Amir vient de vivre ce que jamais un artiste ne devrait vivre : un rejet, un boycott, une mise à l’écart.
Parce qu’il est Israélien. Parce qu’il est juif. Parce qu’il chante la paix.
Gardanne d'abord... maintenant les Francofolies de Spa...
Et toujours ce silence gêné de ceux qui détournent les yeux.
Moi, je ne détournerai pas le regard.
J’ai côtoyé Amir des mois durant pendant la tournée de Sélectionné.
Je sais qui il est. Je l’ai vu, soir après soir, monter sur scène avec une seule intention : réunir, apaiser, tendre la main.

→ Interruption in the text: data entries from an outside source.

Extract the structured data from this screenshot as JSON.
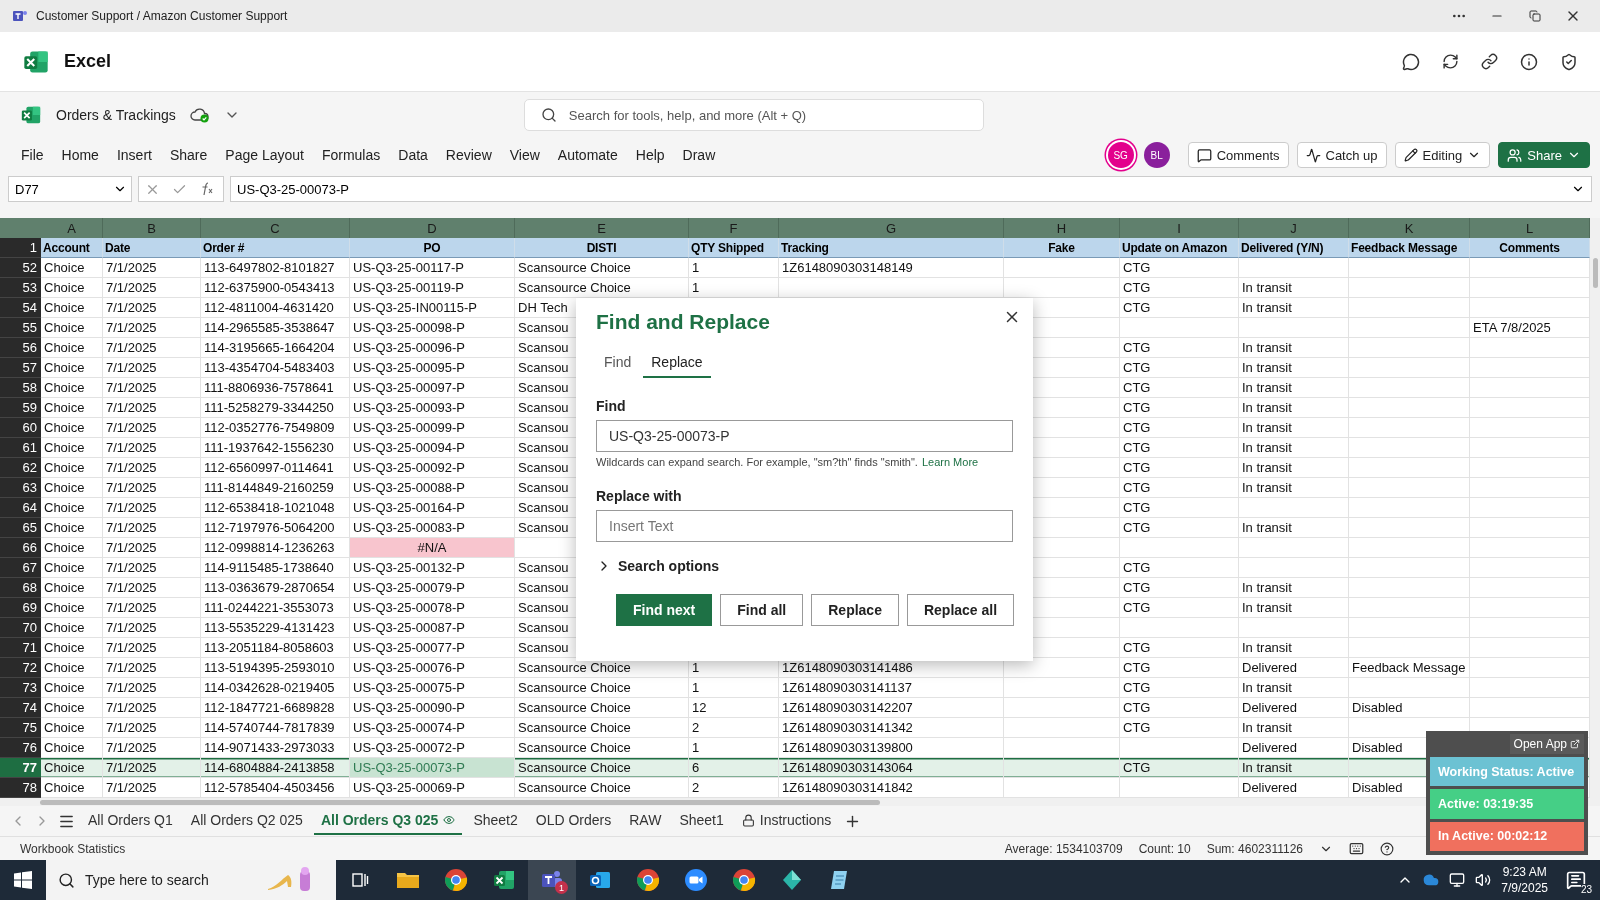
{
  "window": {
    "title": "Customer Support / Amazon Customer Support"
  },
  "app": {
    "name": "Excel"
  },
  "document": {
    "name": "Orders & Trackings"
  },
  "search": {
    "placeholder": "Search for tools, help, and more (Alt + Q)"
  },
  "menu": [
    "File",
    "Home",
    "Insert",
    "Share",
    "Page Layout",
    "Formulas",
    "Data",
    "Review",
    "View",
    "Automate",
    "Help",
    "Draw"
  ],
  "avatars": [
    {
      "initials": "SG",
      "color": "#e3008c",
      "selected": true
    },
    {
      "initials": "BL",
      "color": "#8a1f9c",
      "selected": false
    }
  ],
  "toolbar_buttons": [
    {
      "label": "Comments",
      "kind": "comments"
    },
    {
      "label": "Catch up",
      "kind": "catchup"
    },
    {
      "label": "Editing",
      "kind": "editing"
    },
    {
      "label": "Share",
      "kind": "share"
    }
  ],
  "formula_bar": {
    "cell_ref": "D77",
    "value": "US-Q3-25-00073-P"
  },
  "sheet": {
    "columns": [
      "A",
      "B",
      "C",
      "D",
      "E",
      "F",
      "G",
      "H",
      "I",
      "J",
      "K",
      "L"
    ],
    "header": {
      "number": "1",
      "cells": [
        "Account",
        "Date",
        "Order #",
        "PO",
        "DISTI",
        "QTY Shipped",
        "Tracking",
        "Fake",
        "Update on Amazon",
        "Delivered (Y/N)",
        "Feedback Message",
        "Comments"
      ]
    },
    "rows": [
      {
        "number": "52",
        "selected": false,
        "cells": [
          "Choice",
          "7/1/2025",
          "113-6497802-8101827",
          "US-Q3-25-00117-P",
          "Scansource Choice",
          "1",
          "1Z6148090303148149",
          null,
          "CTG",
          null,
          null,
          null
        ]
      },
      {
        "number": "53",
        "selected": false,
        "cells": [
          "Choice",
          "7/1/2025",
          "112-6375900-0543413",
          "US-Q3-25-00119-P",
          "Scansource Choice",
          "1",
          null,
          null,
          "CTG",
          "In transit",
          null,
          null
        ]
      },
      {
        "number": "54",
        "selected": false,
        "cells": [
          "Choice",
          "7/1/2025",
          "112-4811004-4631420",
          "US-Q3-25-IN00115-P",
          "DH Tech",
          null,
          null,
          null,
          "CTG",
          "In transit",
          null,
          null
        ]
      },
      {
        "number": "55",
        "selected": false,
        "cells": [
          "Choice",
          "7/1/2025",
          "114-2965585-3538647",
          "US-Q3-25-00098-P",
          "Scansou",
          null,
          null,
          null,
          null,
          null,
          null,
          "ETA 7/8/2025"
        ]
      },
      {
        "number": "56",
        "selected": false,
        "cells": [
          "Choice",
          "7/1/2025",
          "114-3195665-1664204",
          "US-Q3-25-00096-P",
          "Scansou",
          null,
          null,
          null,
          "CTG",
          "In transit",
          null,
          null
        ]
      },
      {
        "number": "57",
        "selected": false,
        "cells": [
          "Choice",
          "7/1/2025",
          "113-4354704-5483403",
          "US-Q3-25-00095-P",
          "Scansou",
          null,
          null,
          null,
          "CTG",
          "In transit",
          null,
          null
        ]
      },
      {
        "number": "58",
        "selected": false,
        "cells": [
          "Choice",
          "7/1/2025",
          "111-8806936-7578641",
          "US-Q3-25-00097-P",
          "Scansou",
          null,
          null,
          null,
          "CTG",
          "In transit",
          null,
          null
        ]
      },
      {
        "number": "59",
        "selected": false,
        "cells": [
          "Choice",
          "7/1/2025",
          "111-5258279-3344250",
          "US-Q3-25-00093-P",
          "Scansou",
          null,
          null,
          null,
          "CTG",
          "In transit",
          null,
          null
        ]
      },
      {
        "number": "60",
        "selected": false,
        "cells": [
          "Choice",
          "7/1/2025",
          "112-0352776-7549809",
          "US-Q3-25-00099-P",
          "Scansou",
          null,
          null,
          null,
          "CTG",
          "In transit",
          null,
          null
        ]
      },
      {
        "number": "61",
        "selected": false,
        "cells": [
          "Choice",
          "7/1/2025",
          "111-1937642-1556230",
          "US-Q3-25-00094-P",
          "Scansou",
          null,
          null,
          null,
          "CTG",
          "In transit",
          null,
          null
        ]
      },
      {
        "number": "62",
        "selected": false,
        "cells": [
          "Choice",
          "7/1/2025",
          "112-6560997-0114641",
          "US-Q3-25-00092-P",
          "Scansou",
          null,
          null,
          null,
          "CTG",
          "In transit",
          null,
          null
        ]
      },
      {
        "number": "63",
        "selected": false,
        "cells": [
          "Choice",
          "7/1/2025",
          "111-8144849-2160259",
          "US-Q3-25-00088-P",
          "Scansou",
          null,
          null,
          null,
          "CTG",
          "In transit",
          null,
          null
        ]
      },
      {
        "number": "64",
        "selected": false,
        "cells": [
          "Choice",
          "7/1/2025",
          "112-6538418-1021048",
          "US-Q3-25-00164-P",
          "Scansou",
          null,
          null,
          null,
          "CTG",
          null,
          null,
          null
        ]
      },
      {
        "number": "65",
        "selected": false,
        "cells": [
          "Choice",
          "7/1/2025",
          "112-7197976-5064200",
          "US-Q3-25-00083-P",
          "Scansou",
          null,
          null,
          null,
          "CTG",
          "In transit",
          null,
          null
        ]
      },
      {
        "number": "66",
        "selected": false,
        "cells": [
          "Choice",
          "7/1/2025",
          "112-0998814-1236263",
          {
            "text": "#N/A",
            "kind": "error"
          },
          null,
          null,
          null,
          null,
          null,
          null,
          null,
          null
        ]
      },
      {
        "number": "67",
        "selected": false,
        "cells": [
          "Choice",
          "7/1/2025",
          "114-9115485-1738640",
          "US-Q3-25-00132-P",
          "Scansou",
          null,
          null,
          null,
          "CTG",
          null,
          null,
          null
        ]
      },
      {
        "number": "68",
        "selected": false,
        "cells": [
          "Choice",
          "7/1/2025",
          "113-0363679-2870654",
          "US-Q3-25-00079-P",
          "Scansou",
          null,
          null,
          null,
          "CTG",
          "In transit",
          null,
          null
        ]
      },
      {
        "number": "69",
        "selected": false,
        "cells": [
          "Choice",
          "7/1/2025",
          "111-0244221-3553073",
          "US-Q3-25-00078-P",
          "Scansou",
          null,
          null,
          null,
          "CTG",
          "In transit",
          null,
          null
        ]
      },
      {
        "number": "70",
        "selected": false,
        "cells": [
          "Choice",
          "7/1/2025",
          "113-5535229-4131423",
          "US-Q3-25-00087-P",
          "Scansou",
          null,
          null,
          null,
          null,
          null,
          null,
          null
        ]
      },
      {
        "number": "71",
        "selected": false,
        "cells": [
          "Choice",
          "7/1/2025",
          "113-2051184-8058603",
          "US-Q3-25-00077-P",
          "Scansou",
          null,
          null,
          null,
          "CTG",
          "In transit",
          null,
          null
        ]
      },
      {
        "number": "72",
        "selected": false,
        "cells": [
          "Choice",
          "7/1/2025",
          "113-5194395-2593010",
          "US-Q3-25-00076-P",
          "Scansource Choice",
          "1",
          "1Z6148090303141486",
          null,
          "CTG",
          "Delivered",
          "Feedback Message",
          null
        ]
      },
      {
        "number": "73",
        "selected": false,
        "cells": [
          "Choice",
          "7/1/2025",
          "114-0342628-0219405",
          "US-Q3-25-00075-P",
          "Scansource Choice",
          "1",
          "1Z6148090303141137",
          null,
          "CTG",
          "In transit",
          null,
          null
        ]
      },
      {
        "number": "74",
        "selected": false,
        "cells": [
          "Choice",
          "7/1/2025",
          "112-1847721-6689828",
          "US-Q3-25-00090-P",
          "Scansource Choice",
          "12",
          "1Z6148090303142207",
          null,
          "CTG",
          "Delivered",
          "Disabled",
          null
        ]
      },
      {
        "number": "75",
        "selected": false,
        "cells": [
          "Choice",
          "7/1/2025",
          "114-5740744-7817839",
          "US-Q3-25-00074-P",
          "Scansource Choice",
          "2",
          "1Z6148090303141342",
          null,
          "CTG",
          "In transit",
          null,
          null
        ]
      },
      {
        "number": "76",
        "selected": false,
        "cells": [
          "Choice",
          "7/1/2025",
          "114-9071433-2973033",
          "US-Q3-25-00072-P",
          "Scansource Choice",
          "1",
          "1Z6148090303139800",
          null,
          null,
          "Delivered",
          "Disabled",
          null
        ]
      },
      {
        "number": "77",
        "selected": true,
        "cells": [
          "Choice",
          "7/1/2025",
          "114-6804884-2413858",
          {
            "text": "US-Q3-25-00073-P",
            "kind": "active"
          },
          "Scansource Choice",
          "6",
          "1Z6148090303143064",
          null,
          "CTG",
          "In transit",
          null,
          null
        ]
      },
      {
        "number": "78",
        "selected": false,
        "cells": [
          "Choice",
          "7/1/2025",
          "112-5785404-4503456",
          "US-Q3-25-00069-P",
          "Scansource Choice",
          "2",
          "1Z6148090303141842",
          null,
          null,
          "Delivered",
          "Disabled",
          null
        ]
      }
    ]
  },
  "dialog": {
    "title": "Find and Replace",
    "tabs": [
      {
        "label": "Find",
        "selected": false
      },
      {
        "label": "Replace",
        "selected": true
      }
    ],
    "find_label": "Find",
    "find_value": "US-Q3-25-00073-P",
    "hint": "Wildcards can expand search. For example, \"sm?th\" finds \"smith\".",
    "hint_link": "Learn More",
    "replace_label": "Replace with",
    "replace_placeholder": "Insert Text",
    "search_options": {
      "label": "Search options",
      "expanded": false
    },
    "buttons": [
      {
        "label": "Find next",
        "kind": "primary"
      },
      {
        "label": "Find all",
        "kind": "secondary"
      },
      {
        "label": "Replace",
        "kind": "secondary"
      },
      {
        "label": "Replace all",
        "kind": "secondary"
      }
    ]
  },
  "sheet_tabs": [
    {
      "label": "All Orders Q1",
      "selected": false,
      "kind": "plain"
    },
    {
      "label": "All Orders Q2 025",
      "selected": false,
      "kind": "plain"
    },
    {
      "label": "All Orders Q3 025",
      "selected": true,
      "kind": "watched"
    },
    {
      "label": "Sheet2",
      "selected": false,
      "kind": "plain"
    },
    {
      "label": "OLD Orders",
      "selected": false,
      "kind": "plain"
    },
    {
      "label": "RAW",
      "selected": false,
      "kind": "plain"
    },
    {
      "label": "Sheet1",
      "selected": false,
      "kind": "plain"
    },
    {
      "label": "Instructions",
      "selected": false,
      "kind": "locked"
    }
  ],
  "status_bar": {
    "left": "Workbook Statistics",
    "stats": [
      "Average: 1534103709",
      "Count: 10",
      "Sum: 4602311126"
    ]
  },
  "tracker": {
    "open_app": "Open App",
    "rows": [
      {
        "label": "Working Status: Active",
        "color": "#6cc2d3"
      },
      {
        "label": "Active: 03:19:35",
        "color": "#45cf86"
      },
      {
        "label": "In Active: 00:02:12",
        "color": "#f0705e"
      }
    ]
  },
  "taskbar": {
    "search_placeholder": "Type here to search",
    "apps": [
      {
        "kind": "taskview",
        "selected": false
      },
      {
        "kind": "folder",
        "selected": false
      },
      {
        "kind": "chrome",
        "selected": false
      },
      {
        "kind": "excel",
        "selected": false
      },
      {
        "kind": "teams",
        "selected": true,
        "badge": "1"
      },
      {
        "kind": "outlook",
        "selected": false
      },
      {
        "kind": "chrome",
        "selected": false
      },
      {
        "kind": "zoom",
        "selected": false
      },
      {
        "kind": "chrome",
        "selected": false
      },
      {
        "kind": "diamond",
        "selected": false
      },
      {
        "kind": "notes",
        "selected": false
      }
    ],
    "time": "9:23 AM",
    "date": "7/9/2025",
    "notifications": "23"
  }
}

Jamais une parole de haine.
Jamais une division.
Rien que l’amour des mots, des notes, du public.
Il est de ceux qui chantent pour guérir.
Et aujourd’hui, on tente de le faire taire.
C’est un paradoxe glaçant : dans les salles de spectacle, il n’y a ni race, ni frontière, ni étiquette.
Juste des cœurs ouverts. Des âmes prêtes à vibrer.
Mais dehors, certains veulent choisir qui a le droit de chanter. Et qui doit se taire.
Je le dis haut et fort : ne cédez pas.
Ne laissez pas la peur ou l’idéologie effacer la vérité d’un homme, la pureté d’un artiste.
Je suis fier d’avoir travaillé avec Amir.
Fier de son courage, de sa lumière, de sa droiture.
Et je le redis : la scène n’est pas un tribunal. L’art n’est pas un champ de bataille.
Il est temps que les artistes cessent de juger d’autres artistes.
Il est temps de choisir la paix. Pour de vrai.